Depuis les deux derniers mois, la course au traitement et au vaccin contre la COVID-19 a fait l’objet d’une importante couverture médiatique. Mais saviez-vous que des chercheurs du Centre de recherche du CHU de Québec-Université Laval s’intéressent aussi à cette pandémie sous un tout autre angle?
C’est notamment le cas de la chercheuse Ève Dubé, qui est aussi professeure invitée au Département d’anthropologie de l’Université Laval et chercheuse à l’Institut national de santé publique du Québec.
Après avoir mené plusieurs projets de recherche en lien avec l’hésitation à la vaccination, la professeure Dubé s’intéresse cette fois à la communication entourant la COVID-19. Désinformation, rumeurs et discours xénophobes sont maintenant au cœur de ses recherches, puisque la pandémie actuelle a donné naissance à une véritable « infodémie », c’est-à-dire une épidémie d’informations, dont la véracité est très variable, et qui empêche la population d’avoir accès à des renseignements fiables par rapport à un enjeu comme la COVID-19 et d’agir en conséquence. Dès le début de la pandémie, toutes sortes d’informations sont apparues sur les médias sociaux, des théories du complot aux discours haineux à l’encontre des communautés asiatiques, des personnes âgées, des jeunes et des voyageurs. Ce sont ces trames narratives et les idées qui se propagent le plus rapidement qui font l’objet des travaux de la chercheuse.
En analysant le contenu des médias sociaux, comme Twitter, ainsi que les fils de commentaires des articles publiés dans les grands médias, Ève Dubé et son équipe comptent, dans un premier temps, brosser un portrait des préoccupations récurrentes au sein de la population. La quantité de données à répertorier et à analyser étant titanesque, la chercheuse aura recours à l’intelligence artificielle.
Dans un deuxième temps, à l’hiver prochain, elle et ses collègues mèneront aussi des entrevues auprès de membres du grand public, dans quatre provinces canadiennes, afin de déterminer si leur interprétation de l’information scientifique en lien avec la COVID-19 a changé. Des professionnels de la santé publique seront aussi consultés afin de mieux comprendre comment ils communiquent à propos de la maladie et les enjeux de communication qu’ils ont rencontrés.

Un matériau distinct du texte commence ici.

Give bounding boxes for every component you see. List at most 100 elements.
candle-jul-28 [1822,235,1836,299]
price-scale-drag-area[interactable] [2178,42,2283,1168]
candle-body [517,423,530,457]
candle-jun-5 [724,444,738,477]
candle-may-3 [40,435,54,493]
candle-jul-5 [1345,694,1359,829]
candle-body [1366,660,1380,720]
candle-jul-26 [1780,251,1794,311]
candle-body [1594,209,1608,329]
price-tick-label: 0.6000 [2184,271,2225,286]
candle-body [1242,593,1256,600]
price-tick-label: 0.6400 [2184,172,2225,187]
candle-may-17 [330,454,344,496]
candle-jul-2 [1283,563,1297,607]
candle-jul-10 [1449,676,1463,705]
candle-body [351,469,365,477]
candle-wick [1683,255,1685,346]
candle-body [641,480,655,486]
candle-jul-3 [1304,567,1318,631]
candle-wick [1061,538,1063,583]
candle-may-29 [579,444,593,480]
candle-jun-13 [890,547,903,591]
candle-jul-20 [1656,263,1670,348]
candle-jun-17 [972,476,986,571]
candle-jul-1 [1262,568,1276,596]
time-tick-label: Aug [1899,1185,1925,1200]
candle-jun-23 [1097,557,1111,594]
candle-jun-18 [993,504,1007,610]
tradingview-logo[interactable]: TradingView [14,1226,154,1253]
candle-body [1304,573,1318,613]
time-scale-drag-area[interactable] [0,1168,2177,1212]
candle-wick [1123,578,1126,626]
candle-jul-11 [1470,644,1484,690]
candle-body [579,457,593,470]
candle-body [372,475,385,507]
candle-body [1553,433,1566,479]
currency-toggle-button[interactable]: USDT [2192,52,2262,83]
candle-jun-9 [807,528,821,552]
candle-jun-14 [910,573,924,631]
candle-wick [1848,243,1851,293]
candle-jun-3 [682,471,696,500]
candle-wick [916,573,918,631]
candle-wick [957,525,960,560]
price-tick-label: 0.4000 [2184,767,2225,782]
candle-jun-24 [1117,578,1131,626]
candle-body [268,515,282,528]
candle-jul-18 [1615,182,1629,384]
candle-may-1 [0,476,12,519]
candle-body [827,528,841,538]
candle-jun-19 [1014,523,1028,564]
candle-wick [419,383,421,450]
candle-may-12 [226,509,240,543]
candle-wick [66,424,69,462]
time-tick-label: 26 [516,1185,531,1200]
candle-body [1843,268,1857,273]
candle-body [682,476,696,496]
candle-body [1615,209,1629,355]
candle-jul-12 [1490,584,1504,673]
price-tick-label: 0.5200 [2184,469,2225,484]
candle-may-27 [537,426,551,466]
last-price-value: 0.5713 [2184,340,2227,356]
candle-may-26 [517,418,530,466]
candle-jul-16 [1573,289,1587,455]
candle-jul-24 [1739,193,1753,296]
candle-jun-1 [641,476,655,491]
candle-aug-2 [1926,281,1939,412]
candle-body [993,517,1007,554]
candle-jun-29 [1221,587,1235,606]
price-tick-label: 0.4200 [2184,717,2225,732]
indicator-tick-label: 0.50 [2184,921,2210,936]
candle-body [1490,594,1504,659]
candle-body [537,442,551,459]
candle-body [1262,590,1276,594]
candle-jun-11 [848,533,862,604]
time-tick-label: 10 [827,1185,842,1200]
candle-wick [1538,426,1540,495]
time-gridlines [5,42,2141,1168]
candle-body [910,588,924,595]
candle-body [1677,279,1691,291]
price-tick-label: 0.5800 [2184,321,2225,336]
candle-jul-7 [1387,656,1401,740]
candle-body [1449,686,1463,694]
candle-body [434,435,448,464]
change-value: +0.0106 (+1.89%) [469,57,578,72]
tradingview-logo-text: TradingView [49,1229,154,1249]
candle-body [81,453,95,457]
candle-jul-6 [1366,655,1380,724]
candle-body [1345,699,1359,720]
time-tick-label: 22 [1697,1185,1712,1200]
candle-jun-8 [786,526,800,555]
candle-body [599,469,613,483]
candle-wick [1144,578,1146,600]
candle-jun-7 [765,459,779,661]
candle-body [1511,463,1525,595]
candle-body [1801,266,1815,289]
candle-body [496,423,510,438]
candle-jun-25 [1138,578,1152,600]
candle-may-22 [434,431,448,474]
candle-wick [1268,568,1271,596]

Les résultats de cette recherche permettront de mettre en lumière les forces et les faiblesses des communications des autorités en santé publique en regard de la COVID-19. Puisque la récente situation a nécessité la mise en place de mesures extraordinaires, qui ont été respectées à différents niveaux, déterminer les tenants et aboutissants d’une communication plus efficace pourrait permettre d’optimiser les moyens de transmission des messages dans des situations similaires et ainsi s’assurer que la population a toute l’information nécessaire afin de prendre en
main sa santé et celle des autres. « En collaborant avec des chercheurs de partout au pays et à l’international, nous espérons encourager la population à rejeter les rumeurs sans fondement et à se fier plutôt sur de l’information validée scientifiquement, provenant des autorités de santé publique, qui permettra de sauver des vies », explique la chercheuse.
En plus de ce projet et toujours en lien avec le phénomène d’infodémie, la professeure Dubé collabore aussi avec l’Organisation mondiale de la Santé (OMS) à des travaux visant à suivre l’évolution du discours public dans les médias sociaux et traditionnels relativement à des sujets en lien avec la pandémie, comme la source du virus, la maladie, les interventions et les traitements, et ce, à l’international. Chaque semaine, les trames narratives font l’objet d’une analyse afin de documenter les sujets récurrents en utilisant le même modèle que celui du projet canadien.
Là encore, l’objectif est la transmission d’une information juste et fiable, car bien que la course au vaccin soit l’un des grands enjeux de la pandémie, c’est aussi une communication efficace qui permettra d’assurer le succès de cette stratégie de santé publique.